You have the right: 

  • According to Art. 7 para. 3 GDPR to revoke your consent once given to us at any time. This has the consequence that we may no longer continue the data processing, which was based on this consent, for the future;
  • in accordance with Art. 15 GDPR, to request information about your personal data processed by us;
  • pursuant to Art. 16 GDPR, to request without undue delay the rectification of inaccurate or incomplete personal data held by us;
  • pursuant to Art. 17 GDPR, to request the erasure of your personal data stored by us, unless the processing is necessary for the exercise of the right to freedom of expression and information, for compliance with a legal obligation, for reasons of public interest, or for the establishment, exercise or defense of legal claims;
  • pursuant to Art. 18 GDPR, to request the restriction of the processing of your personal data, insofar as the accuracy of the data is disputed by you, the processing is unlawful, but you object to its erasure and we no longer require the data, but you need it for the assertion, exercise or defense of legal claims or you have objected to the processing pursuant to Art. 21 GDPR;
  • pursuant to Art. 20 GDPR, to receive your personal data that you have provided to us in a structured, common, and machine-readable format or to request the transfer to another controller; and
  • complain to a supervisory authority in accordance with Art. 77 GDPR. As a rule, you can contact the supervisory authority of your usual place of residence or workplace or our association headquarters for this purpose.

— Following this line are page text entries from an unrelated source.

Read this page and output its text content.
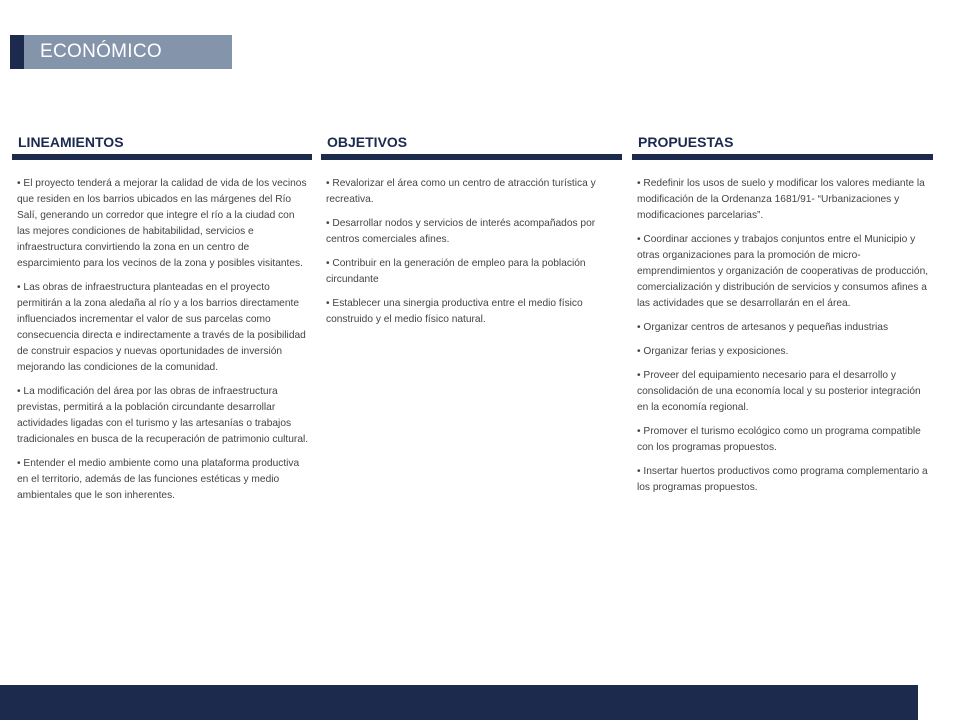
ECONÓMICO
LINEAMIENTOS

• El proyecto tenderá a mejorar la calidad de vida de los vecinos que residen en los barrios ubicados en las márgenes del Río Salí, generando un corredor que integre el río a la ciudad con las mejores condiciones de habitabilidad, servicios e infraestructura convirtiendo la zona en un centro de esparcimiento para los vecinos de la zona y posibles visitantes.

• Las obras de infraestructura planteadas en el proyecto permitirán a la zona aledaña al río y a los barrios directamente influenciados incrementar el valor de sus parcelas como consecuencia directa e indirectamente a través de la posibilidad de construir espacios y nuevas oportunidades de inversión mejorando las condiciones de la comunidad.

• La modificación del área por las obras de infraestructura previstas, permitirá a la población circundante desarrollar actividades ligadas con el turismo y las artesanías o trabajos tradicionales en busca de la recuperación de patrimonio cultural.

• Entender el medio ambiente como una plataforma productiva en el territorio, además de las funciones estéticas y medio ambientales que le son inherentes.

OBJETIVOS

• Revalorizar el área como un centro de atracción turística y recreativa.

• Desarrollar nodos y servicios de interés acompañados por centros comerciales afines.

• Contribuir en la generación de empleo para la población circundante

• Establecer una sinergia productiva entre el medio físico construido y el medio físico natural.

PROPUESTAS

• Redefinir los usos de suelo y modificar los valores mediante la modificación de la Ordenanza 1681/91- “Urbanizaciones y modificaciones parcelarias”.

• Coordinar acciones y trabajos conjuntos entre el Municipio y otras organizaciones para la promoción de micro-emprendimientos y organización de cooperativas de producción, comercialización y distribución de servicios y consumos afines a las actividades que se desarrollarán en el área.

• Organizar centros de artesanos y pequeñas industrias

• Organizar ferias y exposiciones.

• Proveer del equipamiento necesario para el desarrollo y consolidación de una economía local y su posterior integración en la economía regional.

• Promover el turismo ecológico como un programa compatible con los programas propuestos.

• Insertar huertos productivos como programa complementario a los programas propuestos.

The supervisory authority responsible for us is: The Brandenburg State Commissioner for Data Protection and for the Right to Inspect Files, Stahnsdorfer Damm 77, 14532 Kleinmachnow. 
  • Right to object 


If your personal data is processed based on legitimate interests pursuant to Art. 6 (1) p. 1 lit. f GDPR, you have the right to object to the processing of your personal data pursuant to Art. 21 GDPR, for example, if there are grounds for doing so that arise from your situation. If you wish to exercise your right to object, an e-mail to info@ci-hub.com will suffice. The contact details of the controller are 

Name and address of the data controller: 

CI HUB GmbH 
Andreas Michalski 
Benkertstraße 4
14467 Potsdam
info@ci-hub.com 
E-mail address: info@ci-hub.com  
Phone: + 49 172 6900970 
Domain: https://ci-hub.com/de/ 
Webhosting Provider: IONOS by 1&1 Internet SE located in 56410 Montabaur, Germany 

Contact data of the Data protection officer: 

Datenschutz Beinhold
Frank Beinhold 
Maximiliankorso 9
13465 Berlin
info@datenschutz-beinhold.de 

24. Topicality and change of this data protection statement

Due to the further development of our website and offers on it or due to changed legal or regulatory requirements, it may become necessary to change this privacy policy. We will inform you as soon as the changes require your cooperation (e.g., consent) or other individual notification. You can access and print out the current data protection declaration on the website at any time.